You can verify [*] that such points $p_a,q_a$ exist for each $a\in A$. Now it is clear that the set $$U=\bigcup_{a\in A}(p_a,q_a)$$ is an open set containing $A$, and that $V=X\setminus\bar U$ is an open set disjoint from $U$. Now you have to prove that $B\subseteq V$.
[*] Consider any $a\in A$; we want $q_a\gt a$ with $(a,q_a)\cap B=\emptyset$ and satisfying condition 3. First choose $q\gt a$ with $(a,q)\cap B=\emptyset$. Now we consider three cases.
Case I. If $(a,q)=\emptyset$, let $q_a=q$.
Case II. If $(a,q)\cap A\ne\emptyset$, choose $q_a\in(a,q)\cap A$.
Case III. If $(a,q)\ne\emptyset=(a,q)\cap A$, choose $q_a\in(a,q)$.
P.S. I've been asked to explain why $B\subseteq V$. Consider a point $b\in B$; I have to show that $b\in V$, i.e., that $b\notin\overline U$. In other words, I have to find $c,d\in X$ such that $c\lt b\lt d$ and $(p_a,q_a)\cap(c,d)=\emptyset$ for all $a\in A$.
Let $A'=\{a\in A:a\lt b\}$ and $A''=\{a\in A:a\gt b\}$. I have to show that (i) there is $c\lt b$ such that $(p_a,q_a)\cap(c,b)=\emptyset$ for all $a\in A'$, and (ii) there is $d\gt b$ such that $(p_a,q_a)\cap(b,d)=\emptyset$ for all $a\in A''$. By symmetry, it will suffice to prove (i).
Since $b\notin\overline A$, there are $c_0,d_0\in X$ such that $c_0\lt b\lt d_0$ and $A\cap(c_0,d_0)=\emptyset$. Now, if $(p_a,q_a)\cap(c_0,b)=\emptyset$ for all $a\in A'$, then I can take $c=c_0$. On the other hand, if there is just one $a\in A'$ with $(p_a,q_a)\cap(c_0,b)\ne\emptyset$, and if $q_a\lt b$ for that $a$, then I can take $c=q_a$. I will show that no other case can arise.

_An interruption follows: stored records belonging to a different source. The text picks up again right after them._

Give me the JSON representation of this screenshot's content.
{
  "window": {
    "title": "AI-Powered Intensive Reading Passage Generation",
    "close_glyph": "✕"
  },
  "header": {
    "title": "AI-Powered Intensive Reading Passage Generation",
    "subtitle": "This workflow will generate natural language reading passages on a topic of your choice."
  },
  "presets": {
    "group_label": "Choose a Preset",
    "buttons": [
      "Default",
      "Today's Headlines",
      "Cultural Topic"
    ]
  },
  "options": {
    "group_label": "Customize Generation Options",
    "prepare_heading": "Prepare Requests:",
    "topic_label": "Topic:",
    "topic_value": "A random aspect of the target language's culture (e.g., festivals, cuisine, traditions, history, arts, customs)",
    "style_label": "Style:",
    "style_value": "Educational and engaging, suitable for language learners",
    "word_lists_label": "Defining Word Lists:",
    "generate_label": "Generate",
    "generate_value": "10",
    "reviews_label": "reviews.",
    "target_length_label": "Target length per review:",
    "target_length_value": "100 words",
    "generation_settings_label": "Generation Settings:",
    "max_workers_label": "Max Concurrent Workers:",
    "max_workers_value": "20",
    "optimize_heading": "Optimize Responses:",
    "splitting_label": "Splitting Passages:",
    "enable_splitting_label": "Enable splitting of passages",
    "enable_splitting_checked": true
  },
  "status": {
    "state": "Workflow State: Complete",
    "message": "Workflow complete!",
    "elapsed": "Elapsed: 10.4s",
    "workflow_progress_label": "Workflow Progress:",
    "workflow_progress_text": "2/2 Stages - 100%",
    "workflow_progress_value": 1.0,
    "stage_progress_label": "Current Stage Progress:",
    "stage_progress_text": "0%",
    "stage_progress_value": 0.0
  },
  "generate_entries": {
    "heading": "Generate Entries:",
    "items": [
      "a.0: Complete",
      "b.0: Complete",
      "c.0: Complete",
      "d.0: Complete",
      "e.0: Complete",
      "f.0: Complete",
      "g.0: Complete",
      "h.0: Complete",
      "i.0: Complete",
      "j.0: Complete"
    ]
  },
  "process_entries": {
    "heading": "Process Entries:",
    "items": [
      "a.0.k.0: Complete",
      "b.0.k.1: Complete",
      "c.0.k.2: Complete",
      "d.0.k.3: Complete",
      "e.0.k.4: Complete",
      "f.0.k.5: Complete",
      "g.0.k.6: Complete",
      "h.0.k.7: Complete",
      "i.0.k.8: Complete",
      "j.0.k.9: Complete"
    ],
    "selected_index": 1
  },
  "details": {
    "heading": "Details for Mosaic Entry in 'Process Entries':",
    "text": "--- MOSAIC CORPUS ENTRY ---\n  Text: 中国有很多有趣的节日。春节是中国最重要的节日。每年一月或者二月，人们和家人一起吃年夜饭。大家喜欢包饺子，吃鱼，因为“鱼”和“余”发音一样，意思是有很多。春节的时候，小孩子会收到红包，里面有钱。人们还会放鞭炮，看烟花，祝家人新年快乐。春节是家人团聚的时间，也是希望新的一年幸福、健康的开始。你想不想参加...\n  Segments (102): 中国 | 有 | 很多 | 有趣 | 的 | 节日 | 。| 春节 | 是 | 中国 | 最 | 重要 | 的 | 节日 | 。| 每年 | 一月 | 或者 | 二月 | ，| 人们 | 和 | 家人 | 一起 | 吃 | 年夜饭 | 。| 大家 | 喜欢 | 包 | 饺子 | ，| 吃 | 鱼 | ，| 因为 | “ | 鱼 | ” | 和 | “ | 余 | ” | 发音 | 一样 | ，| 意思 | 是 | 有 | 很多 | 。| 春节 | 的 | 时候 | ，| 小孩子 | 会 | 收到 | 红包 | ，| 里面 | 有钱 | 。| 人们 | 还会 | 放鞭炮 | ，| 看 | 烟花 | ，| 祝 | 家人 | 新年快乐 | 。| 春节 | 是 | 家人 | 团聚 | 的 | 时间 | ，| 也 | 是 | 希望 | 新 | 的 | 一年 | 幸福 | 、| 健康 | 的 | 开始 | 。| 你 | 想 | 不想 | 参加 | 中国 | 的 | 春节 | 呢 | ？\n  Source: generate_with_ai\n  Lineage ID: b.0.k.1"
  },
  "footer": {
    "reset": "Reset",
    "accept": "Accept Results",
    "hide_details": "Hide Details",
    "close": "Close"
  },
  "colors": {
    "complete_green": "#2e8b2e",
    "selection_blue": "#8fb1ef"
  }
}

Consider any $a\in A'$; we have $a\le c_0$ since $a\lt b$ and $A\cap(c_0,d_0)=\emptyset$, and we have $q_a\le b$ since $b\notin(p_a,q_a)$. Consider the three alternatives in Condition 3. First, if $(a,q_a)=\emptyset$, then $(p_a,q_a)\cap(c_0,b)=(p_a,a]\cap(c_0,b)=\emptyset$. Second, if $q_a\in A$, then $q_a\le c_0$ and so $(p_a,q_a)\cap(c_0,b)=\emptyset$. Therefore, if $(p_a,q_a)\cap(c_0,b)\ne\emptyset$, then we must have $q_a\notin B$ and $(a,q_a)\cap A=\emptyset$. Since $q_a\le b$ and $q_a\notin B$, we have $q_a\lt b$ as desired.
Finally, assume for a contradiction that there are two different points $a,a_1\in A'$ such that $(p_a,q_a)\cap(c_0,b)\ne\emptyset$ and $(p_{a_1},q_{a_1})\cap(c_0,b)\ne\emptyset$; without loss of generality, we may assume $a\lt a_1$. Then $a_1\ge q_a$ since $(a,q_a)\cap A=\emptyset$, and $a_1\le c_0$ since $A\cap(c_0,d_0)=\emptyset$. Thus $q_a\le a_1\le c_0$; but then $(p_a,q_a)\cap(c_0,b)=\emptyset$, a contradiction.